In my image processing system, I invoke kernels repeatedly in a loop until clustering is accurate enough. In EmuDebug mode, GetLiklihoodValuesKernel below causes an ‘Access violation exception writing…’, it doesn’t enter the kernel at all so I presume there’s no point posting all of it’s code. This even fails with trivially small amounts of data so I can rule out running out of memory (I think this throws it’s own exception anyway).
Is it OK to use device memory pointers like I am doing?
In Debug mode, EMKernel is executed repeatedly, I presume because GetLiklihoodValuesKernel is not working properly.

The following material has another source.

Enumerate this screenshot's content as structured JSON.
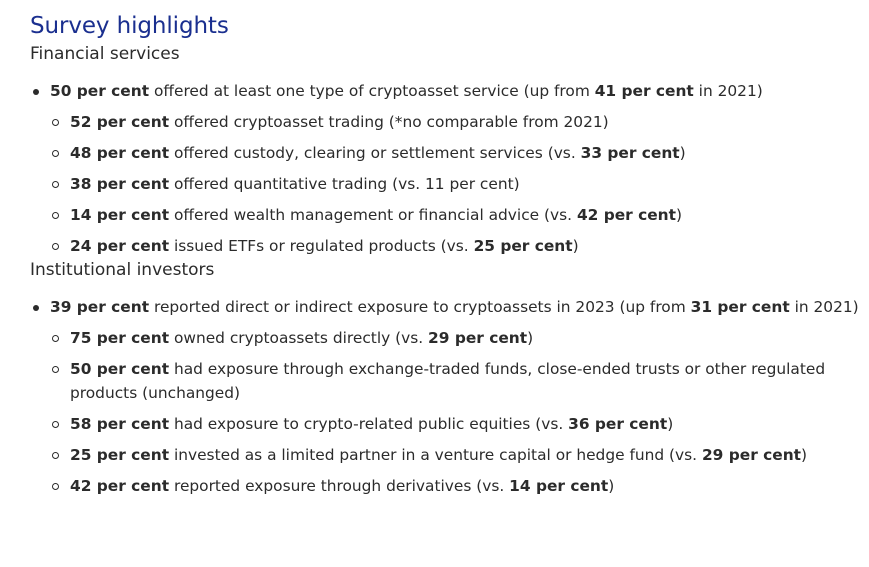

CUDA_SAFE_CALL( cudaMalloc( (void **)&deviceInitialData, dataSize));
CUDA_SAFE_CALL( cudaMalloc( (void **)&dKProcessedData, CLUSTER_DATA_SIZE));
CUDA_SAFE_CALL( cudaMemcpy(deviceInitialData, hostInitialData, dataSize, cudaMemcpyHostToDevice) );
while (newTotalDistance < oldTotalDistance)
{
clustering<<<grid, threads>>>(
dKProcessedData,
deviceInitialData,
width,
height,
2,
cluster1,
cluster2,
first
);
CUDA_SAFE_CALL( cudaMemcpy(hostResultData, dKProcessedData, CLUSTER_DATA_SIZE, cudaMemcpyDeviceToHost) );
// use hostResultData to update cluster1 and cluster2 for each kernel iteration
}
CUDA_SAFE_CALL( cudaFree(dKProcessedData) );
CUT_CHECK_ERROR("kmeans clustering() execution failed\n");
emHostResult = (structExpectationReturn *)malloc(NUM_BLOCKS * sizeof(structExpectationReturn));
liklihoodHostResultData = (float *)malloc(NUM_BLOCKS);
CUDA_SAFE_CALL( cudaMalloc( (void **)&emDeviceResult, NUM_BLOCKS * sizeof(structExpectationReturn)));
do
{
EMKernel<<<grid, threads>>>(
deviceInitialData,
emDeviceResult,
initialComponentArray,
width,
height
);
CUDA_SAFE_CALL( cudaMemcpy(emHostResult, emDeviceResult, CLUSTER_DATA_SIZE, cudaMemcpyDeviceToHost) );
// use emHostResult to update cluster1 and cluster2 for each kernel iteration
CUDA_SAFE_CALL( cudaMalloc( (void **)&liklihoodDeviceData, NUM_BLOCKS * sizeof(float)));
// secondary kernel to get an accuracy value
GetLiklihoodValuesKernel<<<grid, threads>>>(
deviceInitialData,
liklihoodDeviceData,
initialComponentArray,
width,
height
);
CUDA_SAFE_CALL( cudaMemcpy(liklihoodHostResultData, liklihoodDeviceData, NUM_BLOCKS * sizeof(float), cudaMemcpyDeviceToHost) );
// use liklihoodHostResultData to find newLiklihoodValue each time
}
while(abs(oldLiklihoodValue / newLiklihoodValue - 1) > 0.001);
The signature of the kernel and it’s shared data is
__global__ void GetLiklihoodValuesKernel(
float *d_Data,
float *totals,
componentArrays compArrays,
int dataW,
int dataH
)
{
float blockTotal;
__shared__ float pixelTotals[blockSize];
This is probably something something quite simple but I’ve spent hours looking at and just can’t see what’s happening. Any ideas greatly appreciated.